On Sept. 7, the nation’s second easy credit party in the last 30 years ended exactly as the first one ended: A fiscally conservative president named Bush put American taxpayers on the hook for billions of dollars of bad debt after years of lax lending, lax regulation and lax monetary policy.
The first after-party cleanup, the savings and loan bailout engineered by the first President Bush, whacked you and me for $125 billion. The second, engineered by the second President Bush, will cost considerably more.
William Poole, the former prez of the Federal Reserve Bank of St. Louis, reckons the tab for vacuuming up this party’s confetti — the now-shredded mortgages backed by the now-shredded mortgage giants Fannie Mae and Freddie Mac — will top $300 billion.
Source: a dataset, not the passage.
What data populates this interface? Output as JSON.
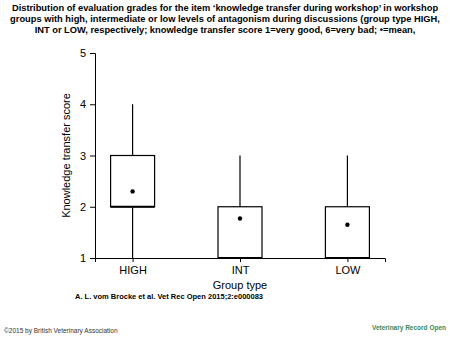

If Poole’s estimate is close, the lovely Catherine and I will have been plugged for a little more than $3,400 to bail out stupid bankers who made stupid loans despite neither of us ever having been a customer of a stupid S&L, ever holding a stupid Fannie- or Freddie-packaged mortgage or ever voting for a, er, Bush.
If Poole’s estimate is too low — some economists believe the current 25 percent crash in housing prices, the blowtorch that fried Fannie and Freddie, will plummet another 15 percent — then the cost of the nationalizing the terrible twins will be closer to $500 billion, or $1,700 per every man, woman and child in America.
My goodness, that means Catherine and I will be drilled for nearly $5,000 in the Bush bailouts of the lending industry.
Kinda gives a whole new meaning to the Repub’s adopted slogan for this presidential campaign, “Drill, baby, drill,” doesn’t it?
But, of course, we — you and I — haven’t forked over a single penny of the $5k; it’s simply been added to our growing (a near-record $407 billion this year; a record $438 billion next year) federal deficit.
As such, we’re taking the same path Freddie and Fannie followed into insolvency: failure to see an evident reality because we’re too cowardly to even look. And that’s gonna cost us and the nation for years to come.
None of this is new, of course.
Another important lender of some repute, the Farm Credit System, nearly cracked up in the early 1980s when it forecast an endless dawn for American agriculture despite growing signs of farming calamity.
Stupid-drunk on its fast growth and fat profits of the wild-eyed 1970s, however, FCS continued to lend money on the sole belief that tomorrow’s surefire rise in land prices would easily cover fast-growing debt.
But as every kindergartner knows, overfilled balloons do pop and the ballooning land prices that underwrote most FCS loans soon popped. Then the Farm Credit System popped.
In 1987, Congress stepped in to, in essence, redesign the once-elegant, now-crippled system. And, importantly, it gave the Farm Credit Administration, FCS’ regulator, new authority to keep the massive lender on an honest path.
A terrible price
But the crack-up and reinvention carried a terrible price for farmers and FCS alike. Between 1982 and 1996, commercial banks tripled their farm real estate business while Farm Credit land lending volume fell 47 percent between 1984 and 1994.
In fact, FCS saw its land lending business decline 11 consecutive years before farmers — many from a new generation — returned to the once-proud, proud-once-again Farm Credit System.
FCS’ near-failure is a hiccup, however, compared to the commercial death and federal resurrection of Fannie and Freddie. FCS’ mess was a thunderstorm; Freddie and Fannie are Katrina and Rita: back-to-back hurricanes that will take years to clean up. And billions upon billions.
But never fear, we — you and me — got it, right? So drill, baby, drill.